We have been enjoying our time with George and Deb from Abbotsford. They almost made it to Marsh Harbour as scheduled and were landing when a vicious squall hit the area. The plane aborted the landing and returned to Nassau where they spent the night. We were on the boat, watching the rain, lightning and thunder and strong winds. The next morning we were able to pick them up and take them up to Treasure Cay.
|George and Deb visit OOTMBBITB|
We took a couple of days showing them our favorite spots around the sea of Abaco before taking the Whale Cay passage north to Green Turtle Cay. The “Whale” can be a crazy passage in a blow but our crossing was benign.
Green Turtle Cay has two sounds – White Sound in the north and Black Sound in the south. The settlement of New Plymouth lies in the south of the island near Black Sound on Settlement Bay. We had Goombay Smashes at Miss Emily’s Blue Bee Bar and took a leisurely walk around the community.
|Miss Emily's granddaughter|
|A slightly younger Pam on the right at Miss Emily's a few years ago.|
|Miss Emily's Blue Bee Bar|
Our anchorage in White Sound was fine but the Bluff House Marina was having a special so that if we ate in the restaurant our moorage would be free. Free is our favorite price so we moved in 50 meters and tied up – and importantly hooked up our power and turned on the air conditioning. WOW – we have grown accustomed to sleeping in the heat but AC is a great luxury when we can connect to shore power.
|Wasabe sesame tuna at the Bluff House at Green Turtle Cay|
From Green Turtle we moved only about 3 miles to Manjack, where we walked across to the Atlantic side and then swam in the harbour. Nice place! From there we headed to Allan’s-Pensacola and ran into Pat and Tuttie on Keltic Kat, a Canadian boat. We’ve bumped into them several times beginning at Indiantown all the way down to Georgetown. The Atlantic side of Allan’s-Pensacola features the “signing tree,” kind of like BooBoo Hill in the Exumas where cruisers leave their mark by hanging driftwood and flotsam in trees on the shore. There are ruins from an old US missile tracking system but we couldn’t find anything very interesting.
|The Signing Tree - not the Hanging Tree|
We’ve heard boats reporting in over the radio from Double Breasted Cay in the north and it offers protection from all directions. It was on the way and overnight squalls were predicted so it seemed like a good place to anchor. There is a strong current which required a Bahamian Moor – one anchor upstream and another downstream so the boat alters from pulling on one anchor to the other as the current changes. It keeps the boat from swinging wildly in a narrow anchorage. We had never done it before and we say with great humility that we executed it perfectly. Our night was secure – even as squalls hit us at about 1:30 in the morning. Pam and George reported that there was incredible lightning, thunder and winds.
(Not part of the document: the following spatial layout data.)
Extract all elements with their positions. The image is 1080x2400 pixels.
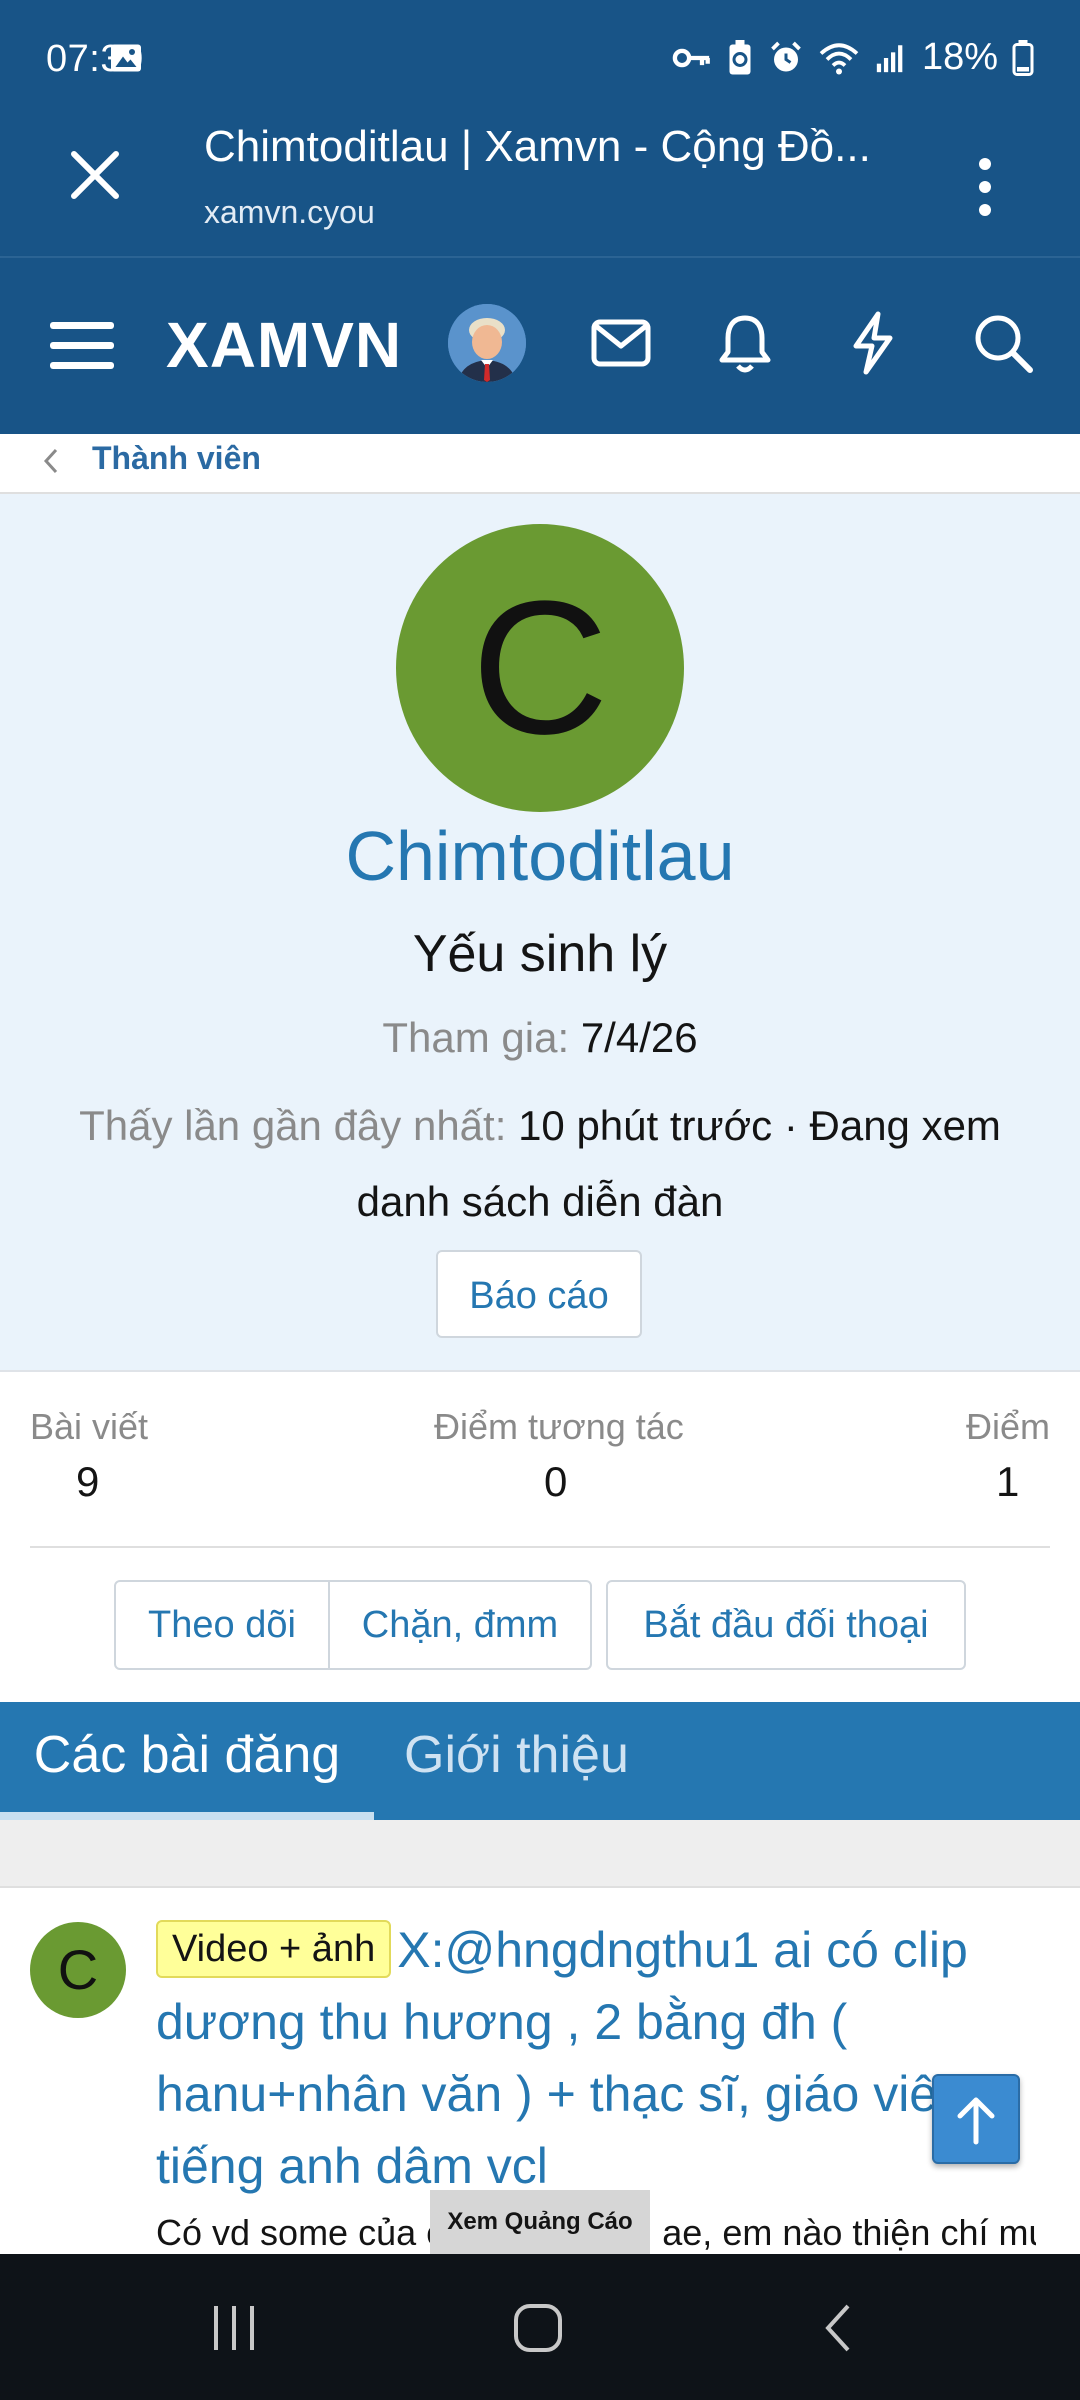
- status-bar: 07:30 18%: [0, 0, 1080, 120]
- page-url: xamvn.cyou: [204, 194, 375, 230]
- mail-icon[interactable]: [586, 308, 656, 378]
- close-icon[interactable]: [60, 140, 130, 210]
- post-title-block[interactable]: Video + ảnh X:@hngdngthu1 ai có clip dươn…: [156, 1914, 1036, 2202]
- arrow-up-icon: [957, 2097, 995, 2145]
- tab-about[interactable]: Giới thiệu: [404, 1702, 629, 1820]
- start-conversation-button[interactable]: Bắt đầu đối thoại: [606, 1580, 966, 1670]
- vpn-key-icon: [672, 48, 710, 67]
- stat-value-reactions[interactable]: 0: [544, 1458, 567, 1506]
- hamburger-menu-icon[interactable]: [46, 312, 118, 380]
- profile-last-seen: Thấy lần gần đây nhất: 10 phút trước · Đ…: [40, 1088, 1040, 1240]
- breadcrumb-members-link[interactable]: Thành viên: [92, 440, 261, 477]
- lightning-icon[interactable]: [838, 308, 908, 378]
- user-avatar[interactable]: [448, 304, 526, 382]
- gallery-icon: [110, 44, 141, 72]
- alarm-icon: [771, 41, 801, 71]
- stat-value-points[interactable]: 1: [996, 1458, 1019, 1506]
- profile-tabs: Các bài đăng Giới thiệu: [0, 1702, 1080, 1820]
- profile-header: C Chimtoditlau Yếu sinh lý Tham gia: 7/4…: [0, 494, 1080, 1372]
- stat-label-posts: Bài viết: [30, 1406, 149, 1447]
- site-logo[interactable]: XAMVN: [166, 308, 402, 382]
- last-seen-label: Thấy lần gần đây nhất:: [79, 1102, 507, 1149]
- bell-icon[interactable]: [710, 308, 780, 378]
- system-navigation-bar: [0, 2254, 1080, 2400]
- divider: [30, 1546, 1050, 1548]
- site-navigation: XAMVN: [0, 258, 1080, 434]
- post-author-avatar[interactable]: C: [30, 1922, 126, 2018]
- wifi-icon: [819, 42, 859, 74]
- tab-posts[interactable]: Các bài đăng: [0, 1702, 374, 1820]
- browser-chrome: 07:30 18% Chimtoditlau | Xamvn - Cộng Đồ…: [0, 0, 1080, 256]
- battery-saver-icon: [729, 39, 751, 74]
- stat-value-posts[interactable]: 9: [76, 1458, 99, 1506]
- scroll-to-top-button[interactable]: [932, 2074, 1020, 2164]
- member-stats: Bài viết 9 Điểm tương tác 0 Điểm 1 Theo …: [0, 1372, 1080, 1702]
- page-title: Chimtoditlau | Xamvn - Cộng Đồ...: [204, 122, 871, 171]
- search-icon[interactable]: [968, 308, 1038, 378]
- profile-user-title: Yếu sinh lý: [412, 925, 668, 983]
- home-icon[interactable]: [508, 2298, 568, 2358]
- battery-percentage: 18%: [921, 36, 998, 78]
- view-ad-button[interactable]: Xem Quảng Cáo: [430, 2190, 650, 2254]
- signal-icon: [876, 44, 903, 72]
- more-options-icon[interactable]: [960, 142, 1010, 232]
- profile-avatar[interactable]: C: [396, 524, 684, 812]
- battery-icon: [1012, 39, 1034, 76]
- block-button[interactable]: Chặn, đmm: [328, 1580, 592, 1670]
- profile-joined: Tham gia: 7/4/26: [0, 1014, 1080, 1062]
- post-prefix-label[interactable]: Video + ảnh: [156, 1920, 392, 1978]
- joined-label: Tham gia:: [382, 1014, 570, 1061]
- back-icon[interactable]: [810, 2298, 870, 2358]
- breadcrumb[interactable]: Thành viên: [0, 434, 1080, 494]
- profile-username[interactable]: Chimtoditlau: [0, 816, 1080, 896]
- section-spacer: [0, 1820, 1080, 1888]
- joined-value: 7/4/26: [580, 1014, 698, 1061]
- custom-tab-header: Chimtoditlau | Xamvn - Cộng Đồ... xamvn.…: [0, 120, 1080, 256]
- stat-label-points: Điểm: [966, 1406, 1051, 1447]
- status-icons: 18%: [110, 36, 1034, 79]
- recent-apps-icon[interactable]: [204, 2298, 264, 2358]
- follow-button[interactable]: Theo dõi: [114, 1580, 330, 1670]
- active-tab-indicator: [0, 1812, 374, 1820]
- report-button[interactable]: Báo cáo: [436, 1250, 642, 1338]
- chevron-left-icon: [43, 448, 58, 474]
- stat-label-reactions: Điểm tương tác: [434, 1406, 684, 1447]
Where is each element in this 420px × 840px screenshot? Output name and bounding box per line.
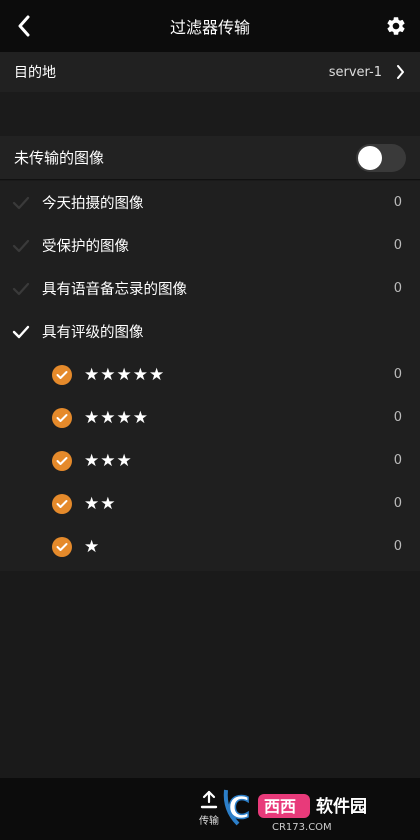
untransferred-toggle[interactable] (356, 143, 406, 172)
checked-circle-icon (52, 450, 72, 471)
settings-button[interactable] (384, 14, 408, 38)
checkmark-icon (10, 321, 32, 343)
destination-row[interactable]: 目的地 server-1 (0, 52, 420, 92)
filter-count: 0 (393, 238, 402, 253)
rating-item-5[interactable]: ★★★★★ 0 (0, 353, 420, 396)
watermark-text: 软件园 (316, 796, 367, 817)
toggle-knob (358, 145, 382, 170)
filter-item-voice-memo[interactable]: 具有语音备忘录的图像 0 (0, 267, 420, 310)
gear-icon (387, 17, 405, 35)
rating-stars: ★★★ (84, 450, 133, 471)
filter-item-rated[interactable]: 具有评级的图像 (0, 310, 420, 353)
checkmark-icon (10, 235, 32, 257)
rating-count: 0 (393, 496, 402, 511)
chevron-left-icon (18, 15, 30, 37)
rating-count: 0 (393, 410, 402, 425)
bottom-toolbar: 传输 C 西西 软件园 CR173.COM (0, 778, 420, 840)
section-spacer (0, 92, 420, 136)
page-title: 过滤器传输 (169, 18, 250, 37)
destination-value: server-1 (328, 64, 382, 80)
svg-text:西西: 西西 (264, 797, 296, 816)
rating-count: 0 (393, 539, 402, 554)
chevron-right-icon (396, 64, 406, 80)
header: 过滤器传输 (0, 0, 420, 52)
watermark-logo: C 西西 软件园 CR173.COM (223, 789, 367, 833)
checkmark-icon (10, 278, 32, 300)
rating-item-2[interactable]: ★★ 0 (0, 482, 420, 525)
watermark-sub: CR173.COM (272, 822, 332, 833)
destination-label: 目的地 (14, 65, 56, 81)
filter-label: 具有语音备忘录的图像 (42, 282, 187, 298)
svg-text:C: C (228, 791, 250, 826)
filter-item-protected[interactable]: 受保护的图像 0 (0, 224, 420, 267)
filter-list: 今天拍摄的图像 0 受保护的图像 0 具有语音备忘录的图像 0 具有评级的图像 … (0, 181, 420, 571)
rating-stars: ★★★★★ (84, 364, 166, 385)
upload-icon (200, 790, 218, 809)
back-button[interactable] (10, 12, 38, 40)
filter-label: 今天拍摄的图像 (42, 196, 144, 212)
filter-item-today[interactable]: 今天拍摄的图像 0 (0, 181, 420, 224)
rating-count: 0 (393, 367, 402, 382)
transfer-label: 传输 (199, 816, 219, 827)
untransferred-label: 未传输的图像 (14, 149, 105, 167)
checked-circle-icon (52, 493, 72, 514)
filter-label: 具有评级的图像 (42, 325, 144, 341)
checked-circle-icon (52, 536, 72, 557)
checked-circle-icon (52, 364, 72, 385)
rating-item-4[interactable]: ★★★★ 0 (0, 396, 420, 439)
rating-item-1[interactable]: ★ 0 (0, 525, 420, 568)
checkmark-icon (10, 192, 32, 214)
untransferred-row: 未传输的图像 (0, 136, 420, 180)
filter-label: 受保护的图像 (42, 239, 129, 255)
filter-count: 0 (393, 281, 402, 296)
rating-count: 0 (393, 453, 402, 468)
rating-stars: ★ (84, 536, 101, 557)
rating-stars: ★★ (84, 493, 117, 514)
checked-circle-icon (52, 407, 72, 428)
filter-count: 0 (393, 195, 402, 210)
rating-stars: ★★★★ (84, 407, 149, 428)
rating-item-3[interactable]: ★★★ 0 (0, 439, 420, 482)
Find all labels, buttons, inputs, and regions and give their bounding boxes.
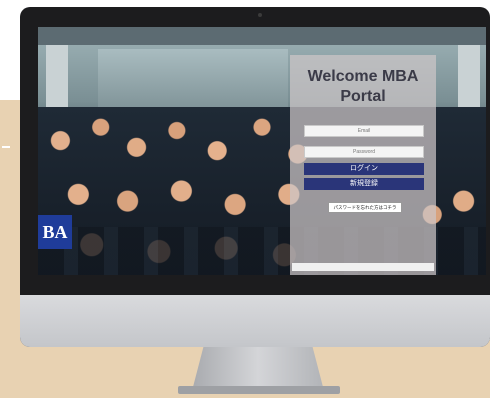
monitor-stand (193, 347, 323, 387)
login-panel: Welcome MBA Portal Email Password ログイン 新… (290, 55, 436, 275)
register-button[interactable]: 新規登録 (304, 178, 424, 190)
forgot-password-link[interactable]: パスワードを忘れた方はコチラ (328, 202, 402, 213)
password-field[interactable]: Password (304, 146, 424, 158)
portal-title: Welcome MBA Portal (290, 67, 436, 107)
mba-sign: BA (38, 215, 72, 249)
camera-dot-icon (258, 13, 262, 17)
monitor-screen: BA Welcome MBA Portal Email Password ログイ… (38, 27, 486, 275)
portal-title-line1: Welcome MBA (307, 68, 419, 85)
building-roof (38, 27, 486, 45)
monitor-chin (20, 295, 490, 347)
monitor-stand-base (178, 386, 340, 394)
portal-title-line2: Portal (340, 88, 386, 105)
login-button[interactable]: ログイン (304, 163, 424, 175)
email-field[interactable]: Email (304, 125, 424, 137)
decorative-dash (2, 146, 10, 148)
panel-footer (292, 263, 434, 271)
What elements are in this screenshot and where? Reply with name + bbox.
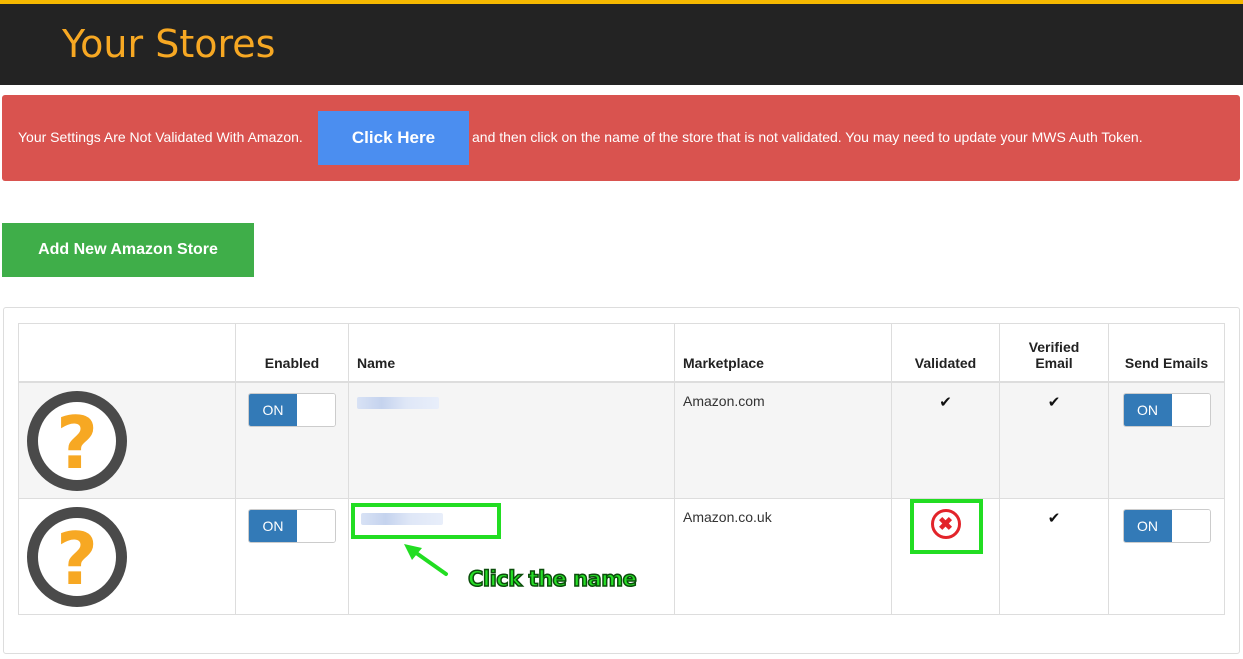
table-header-row: Enabled Name Marketplace Validated Verif… [18,323,1225,383]
checkmark-icon: ✔ [939,393,952,411]
page-title: Your Stores [62,22,276,66]
table-row: ? ON Amazon.com ✔ ✔ ON [18,381,1225,499]
toggle-knob [1171,510,1210,542]
column-header-validated: Validated [891,323,1000,383]
column-header-icon [18,323,236,383]
store-name-link[interactable] [357,396,439,409]
toggle-knob [1171,393,1210,426]
question-mark-icon: ? [27,507,127,607]
column-header-verified-email: Verified Email [999,323,1109,383]
enabled-cell: ON [235,381,349,499]
column-header-send-emails: Send Emails [1108,323,1225,383]
marketplace-cell: Amazon.co.uk [674,498,892,615]
store-icon-cell: ? [18,381,236,499]
toggle-knob [297,510,335,542]
send-emails-toggle[interactable]: ON [1122,392,1211,427]
verified-email-cell: ✔ [999,498,1109,615]
top-header: Your Stores [0,0,1243,85]
store-icon-cell: ? [18,498,236,615]
toggle-knob [297,393,335,426]
verified-email-cell: ✔ [999,381,1109,499]
send-emails-toggle[interactable]: ON [1122,509,1211,543]
column-header-marketplace: Marketplace [674,323,892,383]
validation-alert: Your Settings Are Not Validated With Ama… [2,95,1240,181]
toggle-on-label: ON [1123,510,1172,542]
marketplace-cell: Amazon.com [674,381,892,499]
send-emails-cell: ON [1108,381,1225,499]
verified-email-header-text: Verified Email [1028,338,1080,371]
toggle-on-label: ON [249,393,297,426]
enabled-cell: ON [235,498,349,615]
annotation-text: Click the name [467,566,637,592]
store-name-cell [348,381,675,499]
enabled-toggle[interactable]: ON [248,509,336,543]
column-header-name: Name [348,323,675,383]
enabled-toggle[interactable]: ON [248,392,336,427]
click-here-button[interactable]: Click Here [318,111,469,165]
column-header-enabled: Enabled [235,323,349,383]
add-new-amazon-store-button[interactable]: Add New Amazon Store [2,223,254,277]
name-highlight-box [351,503,501,539]
question-mark-icon: ? [27,390,127,491]
alert-text-before: Your Settings Are Not Validated With Ama… [18,129,303,145]
table-row: ? ON Amazon.co.uk ✖ ✔ ON [18,498,1225,615]
checkmark-icon: ✔ [1047,510,1061,527]
send-emails-cell: ON [1108,498,1225,615]
validated-highlight-box [910,499,983,554]
alert-text-after: and then click on the name of the store … [472,129,1143,145]
checkmark-icon: ✔ [1047,393,1061,411]
validated-cell: ✔ [891,381,1000,499]
toggle-on-label: ON [249,510,297,542]
toggle-on-label: ON [1123,393,1172,426]
arrow-icon [404,544,448,576]
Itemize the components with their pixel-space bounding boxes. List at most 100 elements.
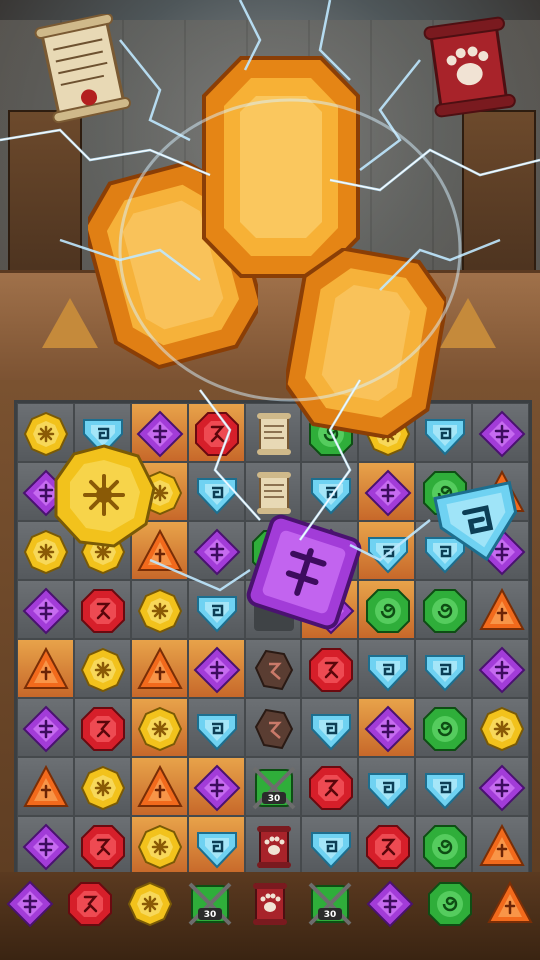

Glen slept through it.
Throughout our journey we have been nervous about fishing on the banks because we seem to catch nothing but huge barracudas. Well, wouldn’t you know it, Fish-Killer Pam got up the nerve and what did we get – huge barracudas. We think we might have hooked something good like a mahi but Glen screwed it up.
|After a small jolt with our fish defibulator, he was as good as new.|
On our final day in the Bahamas, crossing the banks, George and Pam spotted a strange apparition off in the distance and we changed course to investigate. As we came closer we found three young Bahamians on a runabout, anchored in about 15 feet of water. According to them, they had been fishing and become lost and then ran out of gas. They had no idea where they were and had been adrift for 3 days. Our first thought was that they were Somalian pirates starting a Bahamian franchise and we were reluctant to invite them onto the boat. A radio check with someone in the community of West End confirmed that they were searching for missing fishermen. So we scooped Manny, Darnell and Van aboard and took their vessel in tow. After an hour some very relieved rescuers met us in a speed-boat and took our guests back to their family and friends.
|Finding the Lost Boys|
|Grateful search party leaving with our boys|
We had expected a heros’ parade and free conch salad when we arrived at the dock at West End – however that somehow eluded us.
We have loved our time in the Bahamas but now that we are heading towards home we are in a hurry to get there. Soon we will be in Florida – spending time fixing small problems and enjoying civilization. Then home to family and friends!!!
Heard it snowed at home in Abbotsford yesterday - "Dang, that ain't good!" Hope it warms up soon.